A question similar to mine has been asked before but I couldn’t quite understand the proposed solutions.
I’m using this dataset http://www.vision.caltech.edu/visipedia-data/CUB-200-2011/CUB_200_2011.tgz. I’ve managed to uncompress it as well. However, I encounter a problem while using ImageDataBunch.from_name_re. The file system is as follows:
…/images/label/___.jpg
What do I pass in the ImageDataBunch function that allows me to extract these label names from the folder names? In another thread, I saw an explanation on how to do it recursively using glob but I couldn’t quite understand it.
It’s probably easiest to use the data block API. You can start watching the Fast AI lesson 3 from here, where Jeremy explains its idea.
If you look at the table of contents of the data block API, you can see there are a few discrete steps. In your case, the label is provided as the folder name, so you will probably want to use label_from_folder.
The other steps depend on how you want to load your data and split training and test sets, etc.
You are pretty close!

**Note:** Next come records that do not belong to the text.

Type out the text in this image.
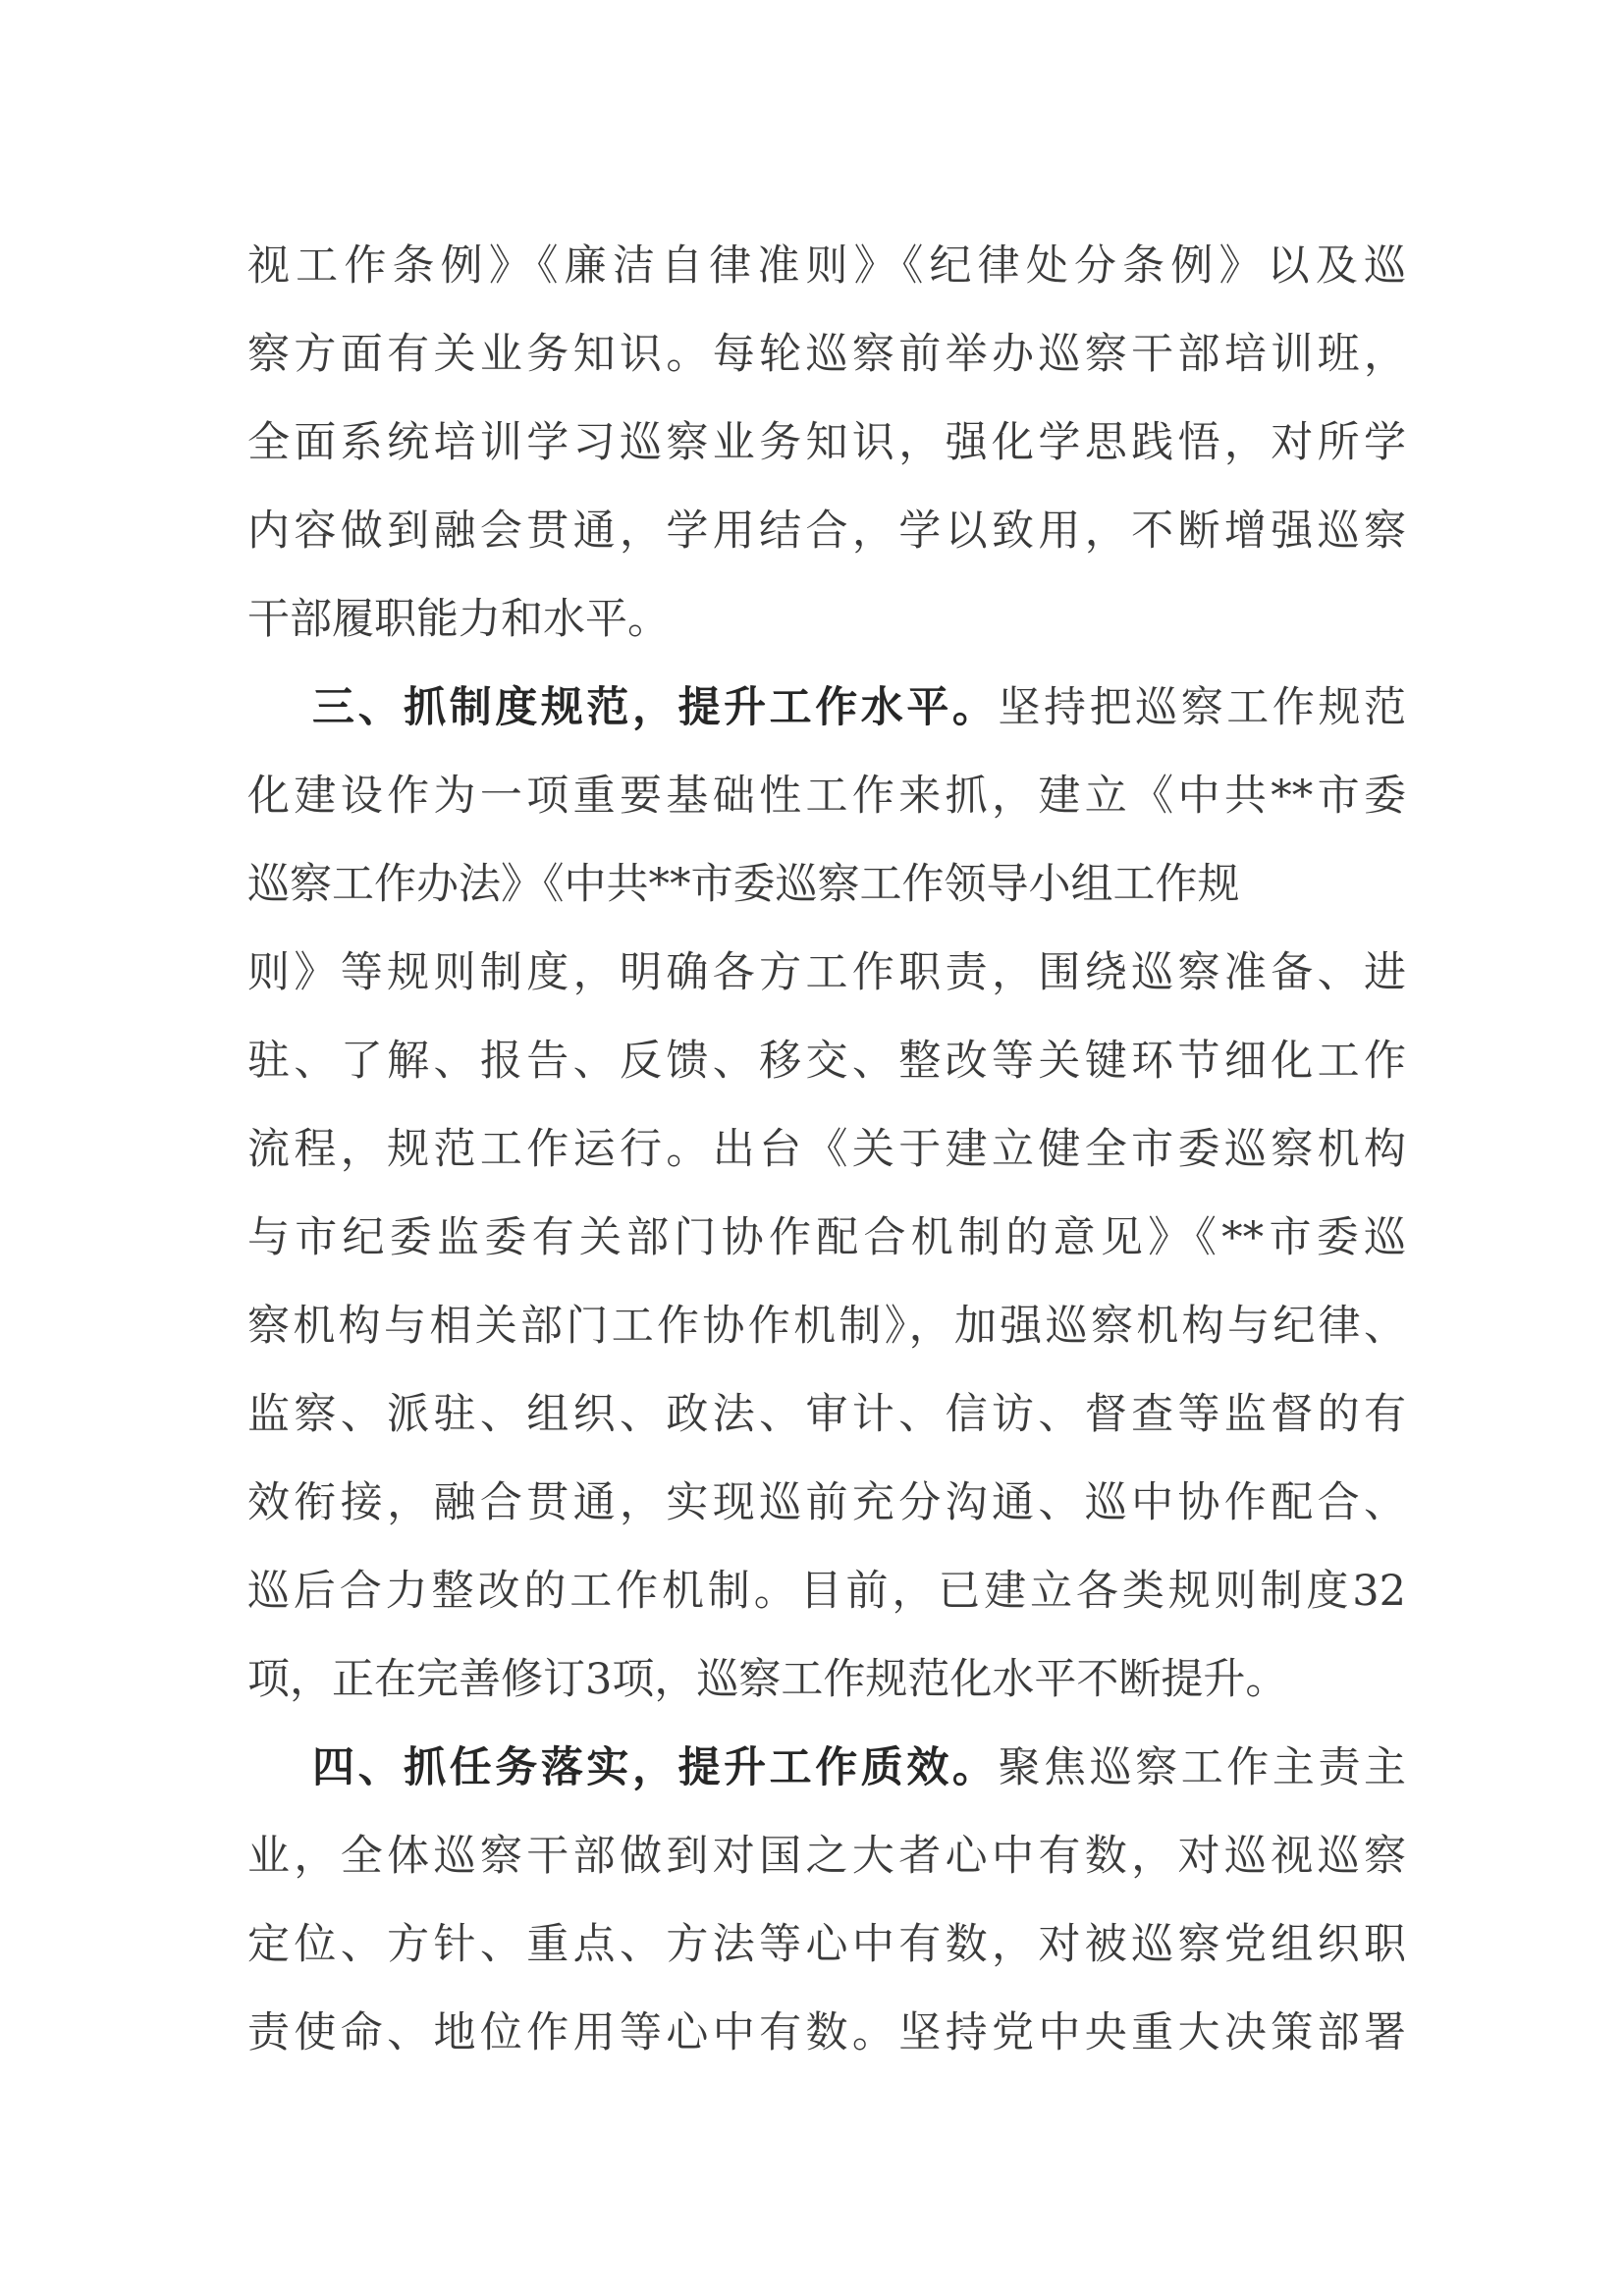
视工作条例》《廉洁自律准则》《纪律处分条例》以及巡
察方面有关业务知识。每轮巡察前举办巡察干部培训班，
全面系统培训学习巡察业务知识，强化学思践悟，对所学
内容做到融会贯通，学用结合，学以致用，不断增强巡察
干部履职能力和水平。
三、抓制度规范，提升工作水平。坚持把巡察工作规范
化建设作为一项重要基础性工作来抓，建立《中共**市委
巡察工作办法》《中共**市委巡察工作领导小组工作规
则》等规则制度，明确各方工作职责，围绕巡察准备、进
驻、了解、报告、反馈、移交、整改等关键环节细化工作
流程，规范工作运行。出台《关于建立健全市委巡察机构
与市纪委监委有关部门协作配合机制的意见》《**市委巡
察机构与相关部门工作协作机制》，加强巡察机构与纪律、
监察、派驻、组织、政法、审计、信访、督查等监督的有
效衔接，融合贯通，实现巡前充分沟通、巡中协作配合、
巡后合力整改的工作机制。目前，已建立各类规则制度32
项，正在完善修订3项，巡察工作规范化水平不断提升。
四、抓任务落实，提升工作质效。聚焦巡察工作主责主
业，全体巡察干部做到对国之大者心中有数，对巡视巡察
定位、方针、重点、方法等心中有数，对被巡察党组织职
责使命、地位作用等心中有数。坚持党中央重大决策部署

I downloaded the data set and made a data bunch out of it. Here is how I got it to work.
I made path: /CUB_200_2011/CUB_200_2011 (note in my example I have a folder called data where I store all my data sets.)
Then I made a ImageDataBunch.from_folder where path is path/images, size is 224 and valid_pct is 0.2.
I didn’t add tfms, but you could and I didn’t set normalize() to imagenet_stats, but you could.